Lets talk about this horrifying virus:
Another virus has appeared, and it has a death rate of 50% to 70%. Its called Nipah. This virus recently killed a 12 year old boy in India, and there is serious concern that it could spark a pandemic. So far this virus has only been in south and southeast Asia where it has been contained since the 1990s. But if it spreads, then it would a horrendous death count. According to the Indian Express, “previous outbreaks have remained largely localised and have been contained relatively quickly.” Lets hope this does not spread at a global scale. The first time Nipah was discovered was in Malaysia in 1998 and then in Singapore in 1999. Its name is from the village in Malaysia where its first victim who was isolated died. All outbreaks have taken place in south and southeast Asian. There have been ten outbreaks in Bangladesh since 2001.
The virus is transmitted from animal to human, but once its in humans then it can spread from human to human, and like covid it can spread through nasal droplets. According to two Bangladeshi researchers “respiratory droplets of an infected person can transmit the virus”. In most of the cases it has been hospital staff and caregivers (people close to those infected) who have contracted nipah.
The virus typically spreads from bats onto other animals, pigs, dogs, cats, goats, horses and sheep. From these animals, they can spread to humans. As the Indian Express reports: “Humans get infected mainly through direct contact with these animals, or through consumption of food contaminated by saliva or urine of these infected animals.” Nipah is not as contagious as covid, but obviously it is its death rate that concerning. For example, in an outbreak that hit Siliguri (a major city in India) in 2001, 66 people were infected and 45 of these died. But its infectious rate is rather slow, hence why it has been controlled for all of these decades. In 2018 there was an outbreak in Kozhikode (Indian city in Kerala) and nearby Malappuram districts. All of the people who had either direct or indirect contact with suspected Nipah cases had to be put under observation. Around 3,000 people were put in quarantine. Kerala already has a protocol to follow in the case of a nipah outbreak. When nipah appeared again in 2019, Kerala’s health department contained the situation and only one nipah case was reported in Ernakulam district.
When the state reported Nipah again in 2019, the health department already had a protocol in place to handle the situation. In 2019, only one case was reported in Ernakulam district. Kerala’s protocol system was intensely executed once the most recent nipah case was reported. Three hospital wards in Chathamangalam panchayat in Kozhikode, where the victim lived, were completely shut down. According to the Indian Express: “Movement to and from these three wards have been banned. Police have put up barricades and checkpoints at all locations leading to the village of the victim.” The Indian Express also explained its rate of contagiousness:
“A study by Bangladeshi researchers P Devnath of Noakhali Science and Technology University and H M A A Masud of Chittagong University, published this year, noted that the reproductive number (R0) in the previous outbreaks of Nipah virus was about 0.48. The R-value is a measure of how quickly the virus spreads in the population. A value less than one means less than one person is being infected by an already infected person. In such a scenario, the outbreak is expected to diminish relatively quickly.”
So far, contagiousness in low. In Bangladesh, the majority of cases are from drinking fresh date palm sap or animal infection. Bats, infected with the virus, will suck the sap from the tree, leaving nipah in the substance. Humans will consume a fresh date palm drink only hours after it has been harvested. Since nipah can survive for days on sugar-rich solutions, people who consume infected fresh sap, can indeed get the virus.

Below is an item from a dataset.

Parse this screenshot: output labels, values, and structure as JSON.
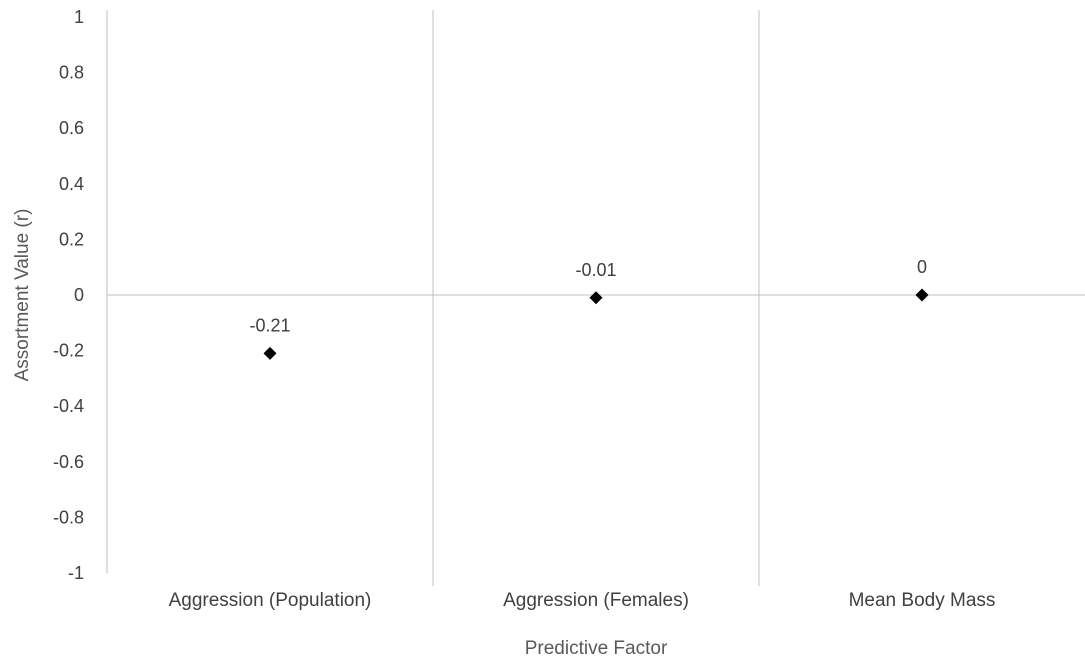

There is also the phenomena of the virus spreading from pigs to humans. Bats will a chunk of fruit and the rest of it will drop to the ground where they are eaten by pigs. Humans with direct contact with these pigs can get infected through the saliva of the animal. Infections have also spread from cow to human. For example, a sick cow in Meherpur, Bangladesh in 2001 was strongly associated with Nipah infection.
Now, what is the chance of nipah becoming a pandemic? In the words of Stephen P. Luby, Professor of Medicine:
“Characteristics of Nipah virus that increase its risk of becoming a global pandemic include: humans are already susceptible; many strains are capable of limited person-to-person transmission; as an RNA virus, it has an exceptionally high rate of mutation: and that if a human-adapted strain were to infect communities in South Asia, high population densities and global interconnectedness would rapidly spread the infection.”
In an interview, Luby stated:
“Characteristics that might increase the risk of person-to-person transmission would be a virus that has a stronger tendency to move to the respiratory tract in high numbers. It is conceivable that the virus could acquire a mutation that would enhance this capacity. One concern is that anytime a virus infects a human, it is in an environment that selects for survival in that context.”